Chris, thanks for the welcome -- I hope you're right and they start offering deals for the 721 for you guys. If they had released the 721 sooner and maybe offered some deals by now, I might not have switched. I had the superstations, too, when I had Dish, and while I miss them, I'll get by.


----------



## Karl Foster (Mar 23, 2002)

Here is how I compare apples to apples (sort of):

Purchase price of UltimateTV unit: $39.99 from Orbitsat in February 2002 - they may or may not offer this again.

120GB HD, $123.00

So the UTV cost me $162.99

With the UTV fee of $10 per month, it will take 38 months to equal the price of a 721. 

While TC+ falls in the middle of AT100 and AT150, it is more than adequate for my family. 

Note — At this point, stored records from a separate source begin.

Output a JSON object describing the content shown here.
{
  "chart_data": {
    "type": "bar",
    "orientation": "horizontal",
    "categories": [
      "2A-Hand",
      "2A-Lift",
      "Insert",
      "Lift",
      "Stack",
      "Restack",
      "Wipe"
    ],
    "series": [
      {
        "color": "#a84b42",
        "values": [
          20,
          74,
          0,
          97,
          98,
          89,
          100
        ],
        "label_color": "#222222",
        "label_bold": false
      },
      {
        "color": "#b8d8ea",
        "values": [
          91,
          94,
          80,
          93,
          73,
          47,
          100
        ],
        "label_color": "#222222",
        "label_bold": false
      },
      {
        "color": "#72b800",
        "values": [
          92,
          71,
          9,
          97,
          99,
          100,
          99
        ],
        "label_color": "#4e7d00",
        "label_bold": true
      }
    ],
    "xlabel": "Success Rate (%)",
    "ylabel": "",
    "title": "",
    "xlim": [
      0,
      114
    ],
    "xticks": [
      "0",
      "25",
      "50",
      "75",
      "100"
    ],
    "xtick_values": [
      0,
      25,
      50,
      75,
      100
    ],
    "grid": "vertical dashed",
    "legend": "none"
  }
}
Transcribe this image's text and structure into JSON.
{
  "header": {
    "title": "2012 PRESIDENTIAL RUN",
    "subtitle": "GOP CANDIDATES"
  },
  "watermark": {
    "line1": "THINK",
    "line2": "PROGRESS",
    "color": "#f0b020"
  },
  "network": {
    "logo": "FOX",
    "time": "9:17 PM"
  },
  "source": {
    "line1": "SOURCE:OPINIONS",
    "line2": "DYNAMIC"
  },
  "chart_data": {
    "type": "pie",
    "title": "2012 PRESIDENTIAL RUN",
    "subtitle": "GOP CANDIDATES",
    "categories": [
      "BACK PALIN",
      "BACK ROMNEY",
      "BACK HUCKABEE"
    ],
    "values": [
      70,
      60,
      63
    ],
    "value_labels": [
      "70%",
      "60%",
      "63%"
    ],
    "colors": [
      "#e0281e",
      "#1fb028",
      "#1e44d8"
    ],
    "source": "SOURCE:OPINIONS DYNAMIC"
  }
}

So while the programming package may be a different (not necessarily better or worse) price, my price for my dual-tuner PVR (and anyone who gets a smokin' deal for a UTV) is well below that of a 721. I suspect in 38 months, there will be something new that I will want to buy that will make my UTV obsolete. YMMV. Have a good holiday weekend.


----------



## Guest (Jul 5, 2002)

This is why I switched to D*

I got 2 Dtivo's plus switch + install $99.00, then got a UTV for $79 and can't be happier. 

Like you I compared the TC+ with the TOP150, I also get PBSKids which was a must in my house, saving me $7 a month. I saw the differences as the addition "Mono" music channels. However I enjoy D* music channels much better. I still miss Dish's channel line up, can't stand how D* arranges their channels. 

The number one thing is Dual tuners and Season passes! My wife is so happy now, she hated always missing a recording cause the DP recorded by Date/Time and not shows.

You can't go wrong with the UTV - in 5 months not one problem! No missed recordings....nothing. Its a Turbo driven DP that works


----------



## Neil Derryberry (Mar 23, 2002)

I too switched to D* via the orbitsat deal on 2 sony w60's... I love that box! I hated to switch, though, because I really liked E*'s overall solution. Maybe in a few years those W60's will be 721's due to the merger.... who knows...


----------



## Karl Foster (Mar 23, 2002)

I was just on Orbitsat's website and they currently have a RCA UTV w/dish for 0.00 after rebate. 

The 721 does seem like a good box. The only thing they need to change (IMHO) is the date/time recording and move to a program recording with an auto-record or season pass setup.


----------



## markh (Mar 24, 2002)

Since AT150 and TC+ got mentioned, the biggest bonus for ME for 150 over TC+ is the premiums that get thrown in with 150. TMC-W, TMCX-W, Encore-W, and the Encore Theme Pack make 150 my choice. Of course YMMV.

I hope the 721 works so great that they have to give 508s away. I'll take one if that happens.


----------



## SParker (Apr 27, 2002)

hey guys which premiums channels on DISH have DD? By the way I am really excited to get my 721.


----------



## gowilk (Jul 3, 2002)

UPDATE --- decision made ...

3 sony w-60's installed w/multiswitch - $520
... a guy down the street has a dish system already and wanted to upgrade to PVR so I sold him my clean 501 for $200 so current total out of pocket cost is $320 and i now have 3 pvr's and i'll upgrade one of em to 120 gb hd (a la the 721) for about $100 bucks (i'm in the computer business) and i have still have 2 dish's, and a receiver to sell on ebay.

$300 bucks is better than $700 bucks ... think about that comment Charlie.


----------



## Scott Greczkowski (Mar 21, 2002)

Thats cool, I was thinking of Switching to DirecTV a few months ago, if I did I would have made about $300 in the deal. But my wife hates change and told me not to cancel my 721 order.

The rest they say is History.


----------



## SParker (Apr 27, 2002)

I bet your glad you listened to the little lady now aren't you 



> _Originally posted by Scott Greczkowski _
> *Thats cool, I was thinking of Switching to DirecTV a few months ago, if I did I would have made about $300 in the deal. But my wife hates change and told me not to cancel my 721 order.
> 
> The rest they say is History.  *


----------



## Karl Foster (Mar 23, 2002)

...except Scott still can't PVR his locals...


----------